U.S. Treasury Secretary Steven Mnuchin said on Thursday that President Donald Trump's administration has a detailed plan on tax reform and is on track to implement it by year-end. On Wednesday Trump reiterated his call for a U.S. corporate tax rate cut to 15 percent from 35 percent.
"Even if investors aren't taking him at his word they expect him to do all he can. This is a market that has heard tax reform so often. It wants to see if they can deliver," Quincy Krosby, chief market strategist at Prudential Financial in Newark, NJ.
Investors were also focused on economic indicators such as Wednesday's gross domestic product data.
Data released Thursday showed annual inflation advanced at its slowest pace in more than 1-1/2 years, diminishing expectations of an interest rate increase in December. And U.S. consumer spending, which accounts for more than two-thirds of U.S. economic activity, increased 0.3 percent last month compared with forecasts of 0.4 percent.
The data "reinforced the belief that the bull market is still intact," according to Robert W. Baird's Antonelli.
Also investors awaited the monthly jobs report on Friday to gauge the strength of the labor market and look for clues on the Federal Reserve's next move on interest rates.
Ten of the 11 major S&P sectors were higher, with the health index's <.SPXHC> 1.5 percent rise leading the advancers.

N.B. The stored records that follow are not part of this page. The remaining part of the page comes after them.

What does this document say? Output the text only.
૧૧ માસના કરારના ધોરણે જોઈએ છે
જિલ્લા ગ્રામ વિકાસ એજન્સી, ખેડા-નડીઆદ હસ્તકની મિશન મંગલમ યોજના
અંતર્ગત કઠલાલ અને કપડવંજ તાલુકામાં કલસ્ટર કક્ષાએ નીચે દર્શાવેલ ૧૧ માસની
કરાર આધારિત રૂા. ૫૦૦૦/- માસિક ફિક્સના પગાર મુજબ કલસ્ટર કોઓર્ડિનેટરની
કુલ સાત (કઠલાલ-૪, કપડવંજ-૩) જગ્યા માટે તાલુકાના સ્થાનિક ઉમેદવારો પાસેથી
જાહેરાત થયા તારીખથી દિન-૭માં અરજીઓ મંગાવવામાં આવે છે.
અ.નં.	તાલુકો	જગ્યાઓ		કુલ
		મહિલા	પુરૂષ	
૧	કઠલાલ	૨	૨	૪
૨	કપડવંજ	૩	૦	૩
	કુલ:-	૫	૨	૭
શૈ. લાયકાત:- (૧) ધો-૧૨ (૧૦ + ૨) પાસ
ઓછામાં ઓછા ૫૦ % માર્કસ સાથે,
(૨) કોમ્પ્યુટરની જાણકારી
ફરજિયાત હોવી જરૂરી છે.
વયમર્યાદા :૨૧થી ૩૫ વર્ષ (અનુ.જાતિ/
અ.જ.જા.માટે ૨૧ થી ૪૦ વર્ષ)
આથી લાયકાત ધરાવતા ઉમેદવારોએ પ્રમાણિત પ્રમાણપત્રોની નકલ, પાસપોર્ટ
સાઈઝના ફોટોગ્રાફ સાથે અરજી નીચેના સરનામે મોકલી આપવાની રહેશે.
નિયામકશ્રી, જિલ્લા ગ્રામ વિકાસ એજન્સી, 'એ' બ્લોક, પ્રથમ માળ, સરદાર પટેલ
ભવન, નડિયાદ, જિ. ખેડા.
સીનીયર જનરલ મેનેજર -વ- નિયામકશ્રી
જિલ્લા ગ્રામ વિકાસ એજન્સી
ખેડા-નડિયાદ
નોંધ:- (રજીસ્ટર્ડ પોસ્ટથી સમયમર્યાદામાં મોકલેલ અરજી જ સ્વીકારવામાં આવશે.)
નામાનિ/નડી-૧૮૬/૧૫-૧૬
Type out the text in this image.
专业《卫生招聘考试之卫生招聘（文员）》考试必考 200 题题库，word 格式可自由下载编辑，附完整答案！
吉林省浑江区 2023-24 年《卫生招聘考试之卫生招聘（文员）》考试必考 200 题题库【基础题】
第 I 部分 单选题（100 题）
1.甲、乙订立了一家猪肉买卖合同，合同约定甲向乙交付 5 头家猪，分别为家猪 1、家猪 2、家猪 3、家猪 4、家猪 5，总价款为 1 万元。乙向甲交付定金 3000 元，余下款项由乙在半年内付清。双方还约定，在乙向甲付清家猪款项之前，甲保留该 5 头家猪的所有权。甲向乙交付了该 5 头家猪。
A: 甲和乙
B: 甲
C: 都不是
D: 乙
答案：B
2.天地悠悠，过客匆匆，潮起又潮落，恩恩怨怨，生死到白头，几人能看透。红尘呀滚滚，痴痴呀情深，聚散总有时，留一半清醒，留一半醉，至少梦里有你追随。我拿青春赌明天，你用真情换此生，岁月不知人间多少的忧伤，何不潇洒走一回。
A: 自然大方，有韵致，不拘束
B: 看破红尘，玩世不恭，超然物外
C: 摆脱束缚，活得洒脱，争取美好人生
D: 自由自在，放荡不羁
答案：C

UnitedHealth's <UNH.N> 1.5 percent gain provided the biggest boost to the Dow. The Nasdaq biotech index <.NBI> rose 2.8 percent, with the biggest boosts coming from Gilead <GILD.O>, Celgene <CELG.O> and Biogen <BIIB.O>, all of which rose more than 3 percent.
Dollar General <DG.N> fell 5.4 percent after reporting a slide in second-quarter margins.
Campbell Soup <CPB.N> slid 8.1 percent, the biggest percentage loser on the S&P, after the company warned that sales for fiscal 2018 could fall.
The S&P 500 posted 49 new 52-week highs and 10 new lows; the Nasdaq Composite recorded 117 new highs and 21 new lows.
About 6.2 billion shares changed hands on U.S. exchanges on Thursday compared with the 5.8 billion average for the last 20 sessions.